Niedersachsen will etwas gegen Wohnungslosigkeit tun

Landtag in Hannover befürwortet Prinzip »Housing First«

  • Von Hagen Jung
  • Lesedauer: 3 Min.
Obdachlose liegen unter einer Eisenbahnunterführung in Hannover.
Obdachlose liegen unter einer Eisenbahnunterführung in Hannover.

Sobald sie eine »eigene« Wohnung bezogen haben, lassen sich für Menschen, die zuvor »auf der Straße« lebten, so manches Problem besser lösen.

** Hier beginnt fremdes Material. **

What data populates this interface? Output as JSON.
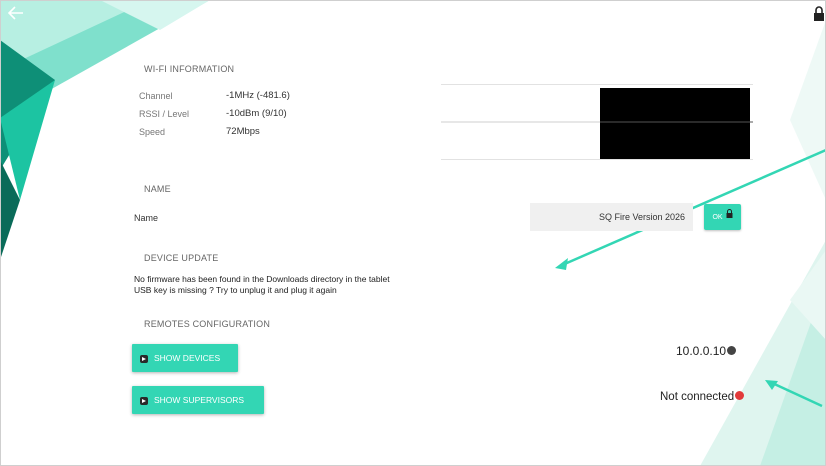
{
  "header": {
    "back_icon": "back-arrow-icon",
    "lock_icon": "lock-icon"
  },
  "wifi": {
    "title": "WI-FI INFORMATION",
    "rows": [
      {
        "label": "Channel",
        "value": "-1MHz (-481.6)"
      },
      {
        "label": "RSSI / Level",
        "value": "-10dBm (9/10)"
      },
      {
        "label": "Speed",
        "value": "72Mbps"
      }
    ]
  },
  "name_section": {
    "title": "NAME",
    "label": "Name",
    "value": "SQ Fire Version 2026",
    "ok_label": "OK"
  },
  "device_update": {
    "title": "DEVICE UPDATE",
    "line1": "No firmware has been found in the Downloads directory in the tablet",
    "line2": "USB key is missing ? Try to unplug it and plug it again"
  },
  "remotes": {
    "title": "REMOTES CONFIGURATION",
    "show_devices_label": "SHOW DEVICES",
    "show_supervisors_label": "SHOW SUPERVISORS",
    "ip": "10.0.0.10",
    "status": "Not connected"
  },
  "colors": {
    "accent": "#33d6b4",
    "dark_accent": "#0f8a73",
    "error": "#e23b3b"
  }
}
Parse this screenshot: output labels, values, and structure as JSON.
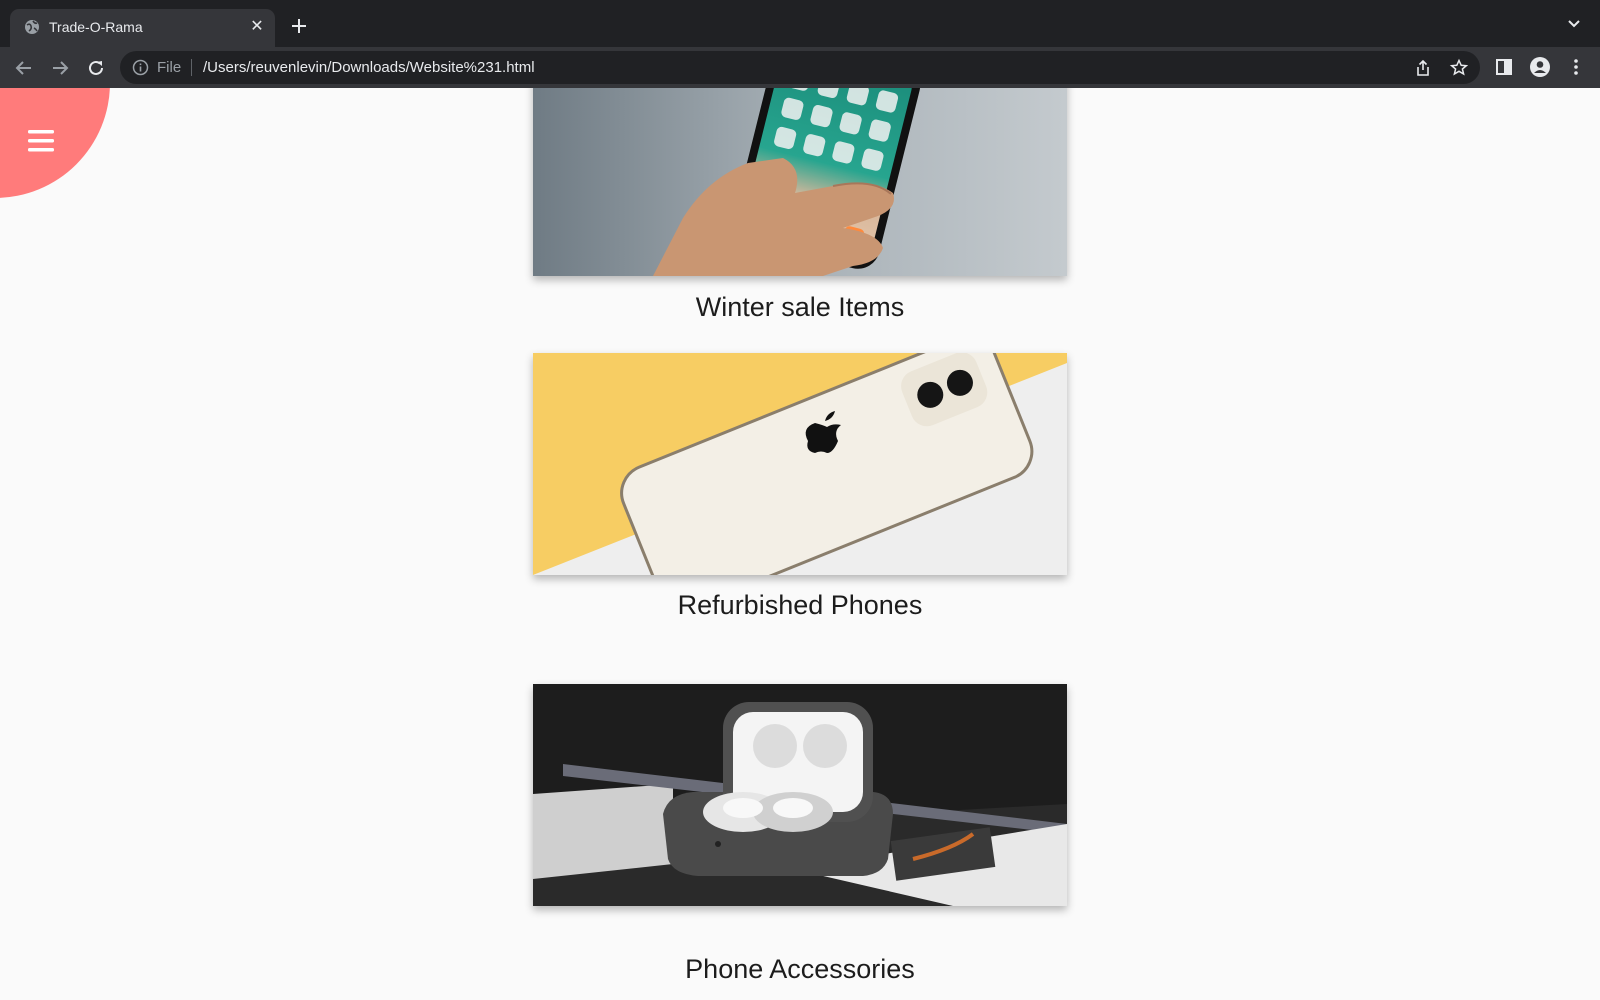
{
  "browser": {
    "tab_title": "Trade-O-Rama",
    "close_glyph": "✕",
    "scheme_label": "File",
    "url": "/Users/reuvenlevin/Downloads/Website%231.html"
  },
  "page": {
    "accent_color": "#ff7b7b",
    "sections": [
      {
        "title": "Winter sale Items",
        "image_icon": "smartphone-in-hand"
      },
      {
        "title": "Refurbished Phones",
        "image_icon": "phone-back-apple-logo"
      },
      {
        "title": "Phone Accessories",
        "image_icon": "earbuds-charging-case"
      }
    ]
  }
}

Diese Erkenntnis liegt dem Prinzip »Housing First« - etwa »Unterkunft zuerst« - zugrunde, das in Finnland erdacht worden war und das Niedersachsens Regierung landesweit umsetzen soll. Das besagt ein Plenarbeschluss, den das Parlament am Mittwochabend nahezu einstimmig fasste. Hintergrund waren Anträge der SPD/CDU-Koalition und der oppositionellen Grünen.

Kleine Unterschiede gab es in Formulierungen, in der Sache war sich der Landtag einig, vor allem im Wissen, dass die Pandemie die Lage wohnungsloser Menschen verschlimmert hat und - zum Beispiel durch Verlust des Arbeitsplatzes - auch solche Menschen in die Obdachlosigkeit getrieben hat, die zuvor eine Bleibe hatten. Das Projekt »Housing First«, mit dem Berlin gute Erfahrungen gemacht hatte, möge in Niedersachsen ausgebaut werden, um Betroffenen eine dauerhafte Perspektive zu bieten. Dies will der Landtag und auch, dass die Landesregierung mit den Kommunen ein Konzept zum kurzfristigen Schaffen von Unterkünften entwickelt - in Jugendherbergen, Schullandheimen oder gemeindeeigenen Räumlichkeiten.

Große Bedeutung in punkto Housing First, so Hanna Naber (SPD), komme dem sozialen Wohnungsbau zu. Das Land könne und wolle den Kommunen »auch nach der Pandemie« unter die Arme greifen, wenn es gelte, Wohnungslosen sicheren Rückzugsraum zu bieten. Besonderes Augenmerk sei auf die Lage von Frauen zu legen. Das Schaffen von Wohnraum trage dazu bei, den sozialen Frieden zu sichern. Zur Zeit aber werde durch die Pandemie »die Ungleichheit verstärkt«.

Jenes Verschärfen der Situation wohnungsloser Menschen durch Corona stellte auch Christoph Eilers (CDU) heraus. Die Betroffenen litten unter mangelnder medizinischer Versorgung, unzureichenden Möglichkeiten zur Hygiene, »sie müssen täglich ums Überleben kämpfen«, mahnte der Unionspolitiker. Eine feste Wohnung biete denen, die ohne Unterkunft »einen zehrenden Weg beschreiten müssen«, eine gute Basis zur Regeneration der Selbsthilfekräfte. Doch dürften die Menschen auch nach Einzug in eine »Housing First«-Unterkunft nicht alleingelassen werden, vielmehr müsse man ihnen engagierte Menschen zur Seite stellen, die ihnen helfen, den Anschluss ans gesellschaftliche Leben wieder zu erreichen.

Volker Bajus (Grüne) hob hervor, wie beschämend es für die Politik eines reichen Landes sei, wenn Menschen auf der Straße schlafen müssten, während Hotels in der Pandemiezeit als finanziellen Ausgleich für leer stehende Zimmer Unterstützung aus öffentlichen Mitteln bekommen. Mit einer Wohnung, so unterstrich der Abgeordnete den Wert des Prinzips »Housing First«, lasse sich so manches Problem besser lösen.

Zur Problemlösung sollen, so ist den Anträgen der Großen Koalition und der Grünen zu entnehmen, eine ganze Reihe von Detailforderungen beitragen. So sollen Straßenambulanzen die medizinische Versorgung Betroffener verbessern, kostenlos sollen sie FFP2-Masken bekommen. Mit Blick auf die Frage »wer soll das bezahlen«, unterstreichen Sozial- und Christdemokraten: Die finanziellen Folgen der Pandemie belasten die öffentlichen Haushalte zwar extrem, aber es müsse auch in diesen Zeiten dafür gesorgt werden, dass Wohnungslosen ein menschenwürdiges Umfeld geschaffen werde, das ihnen Ruhe und Stabilität bietet. Dazu gehöre es, dass parallel zu Housing-First-Projekten die Standards in kommunalen Unterkünften verbessert werden. Es sei wichtig, dass soziales Miteinander und das Vertrauen in Politik und deren Lösungsfähigkeit nicht gefährdet werden.